The new industrial policy encourages a shift from polluting manufacturing to green industries, with infrastructure upgrades in industrial areas and an e-waste eco-park.
“Under the Greening Delhi initiative, we are planting more than 61 lakh trees, shrubs, and bamboo and distributing 9 lakh saplings free of cost,” the official added. “We are also amending the Delhi Preservation of Trees Act, 1994 to make it more effective and adaptive to modern urban needs.”
Citizen participation and monitoring
“Mitigation cannot be successful without public involvement,” the official said. “We are mobilising citizens through campaigns like ‘Life Without a Poly Bag Challenge’, and community events such as Environment Day and Van Mahotsava. Delhi’s residents are not just spectators — they are stakeholders in this fight.”

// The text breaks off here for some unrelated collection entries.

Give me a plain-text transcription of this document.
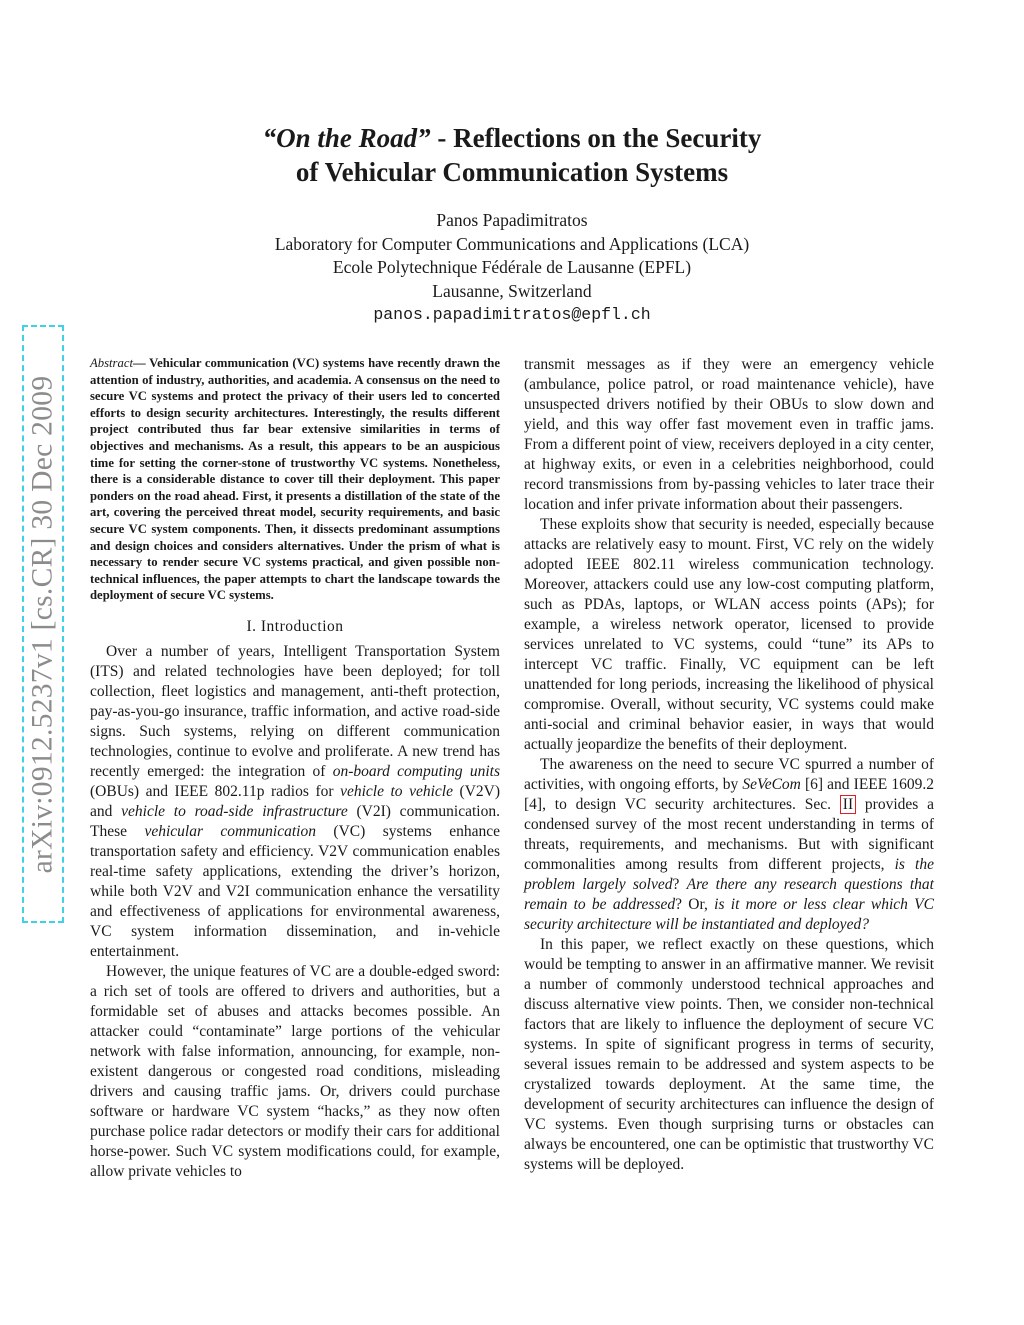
arXiv:0912.5237v1 [cs.CR] 30 Dec 2009
“On the Road” - Reflections on the Security
of Vehicular Communication Systems
Panos Papadimitratos
Laboratory for Computer Communications and Applications (LCA)
Ecole Polytechnique Fédérale de Lausanne (EPFL)
Lausanne, Switzerland
panos.papadimitratos@epfl.ch

Abstract— Vehicular communication (VC) systems have recently drawn the attention of industry, authorities, and academia. A consensus on the need to secure VC systems and protect the privacy of their users led to concerted efforts to design security architectures. Interestingly, the results different project contributed thus far bear extensive similarities in terms of objectives and mechanisms. As a result, this appears to be an auspicious time for setting the corner-stone of trustworthy VC systems. Nonetheless, there is a considerable distance to cover till their deployment. This paper ponders on the road ahead. First, it presents a distillation of the state of the art, covering the perceived threat model, security requirements, and basic secure VC system components. Then, it dissects predominant assumptions and design choices and considers alternatives. Under the prism of what is necessary to render secure VC systems practical, and given possible non-technical influences, the paper attempts to chart the landscape towards the deployment of secure VC systems.

I. Introduction

Over a number of years, Intelligent Transportation System (ITS) and related technologies have been deployed; for toll collection, fleet logistics and management, anti-theft protection, pay-as-you-go insurance, traffic information, and active road-side signs. Such systems, relying on different communication technologies, continue to evolve and proliferate. A new trend has recently emerged: the integration of on-board computing units (OBUs) and IEEE 802.11p radios for vehicle to vehicle (V2V) and vehicle to road-side infrastructure (V2I) communication. These vehicular communication (VC) systems enhance transportation safety and efficiency. V2V communication enables real-time safety applications, extending the driver’s horizon, while both V2V and V2I communication enhance the versatility and effectiveness of applications for environmental awareness, VC system information dissemination, and in-vehicle entertainment.

However, the unique features of VC are a double-edged sword: a rich set of tools are offered to drivers and authorities, but a formidable set of abuses and attacks becomes possible. An attacker could “contaminate” large portions of the vehicular network with false information, announcing, for example, non-existent dangerous or congested road conditions, misleading drivers and causing traffic jams. Or, drivers could purchase software or hardware VC system “hacks,” as they now often purchase police radar detectors or modify their cars for additional horse-power. Such VC system modifications could, for example, allow private vehicles to

transmit messages as if they were an emergency vehicle (ambulance, police patrol, or road maintenance vehicle), have unsuspected drivers notified by their OBUs to slow down and yield, and this way offer fast movement even in traffic jams. From a different point of view, receivers deployed in a city center, at highway exits, or even in a celebrities neighborhood, could record transmissions from by-passing vehicles to later trace their location and infer private information about their passengers.

These exploits show that security is needed, especially because attacks are relatively easy to mount. First, VC rely on the widely adopted IEEE 802.11 wireless communication technology. Moreover, attackers could use any low-cost computing platform, such as PDAs, laptops, or WLAN access points (APs); for example, a wireless network operator, licensed to provide services unrelated to VC systems, could “tune” its APs to intercept VC traffic. Finally, VC equipment can be left unattended for long periods, increasing the likelihood of physical compromise. Overall, without security, VC systems could make anti-social and criminal behavior easier, in ways that would actually jeopardize the benefits of their deployment.

The awareness on the need to secure VC spurred a number of activities, with ongoing efforts, by SeVeCom [6] and IEEE 1609.2 [4], to design VC security architectures. Sec. II provides a condensed survey of the most recent understanding in terms of threats, requirements, and mechanisms. But with significant commonalities among results from different projects, is the problem largely solved? Are there any research questions that remain to be addressed? Or, is it more or less clear which VC security architecture will be instantiated and deployed?

In this paper, we reflect exactly on these questions, which would be tempting to answer in an affirmative manner. We revisit a number of commonly understood technical approaches and discuss alternative view points. Then, we consider non-technical factors that are likely to influence the deployment of secure VC systems. In spite of significant progress in terms of security, several issues remain to be addressed and system aspects to be crystalized towards deployment. At the same time, the development of security architectures can influence the design of VC systems. Even though surprising turns or obstacles can always be encountered, one can be optimistic that trustworthy VC systems will be deployed.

To strengthen monitoring, six new air quality monitoring stations are being added, along with a real-time source apportionment system, including a supersite laboratory and mobile monitoring van. “For the first time, we will have continuous, real-time identification of pollution sources in each of the city’s 13 hotspots,” the official said.
Concluding, he added, “The Air Pollution Mitigation Plan 2025 is Delhi’s most ambitious and integrated effort to reclaim its air. Our goal is clear — to make Delhi’s air cleaner, its roads dust-free, and its future sustainable. The fight against pollution is no longer seasonal; it is systemic, data-driven, and unstoppable.”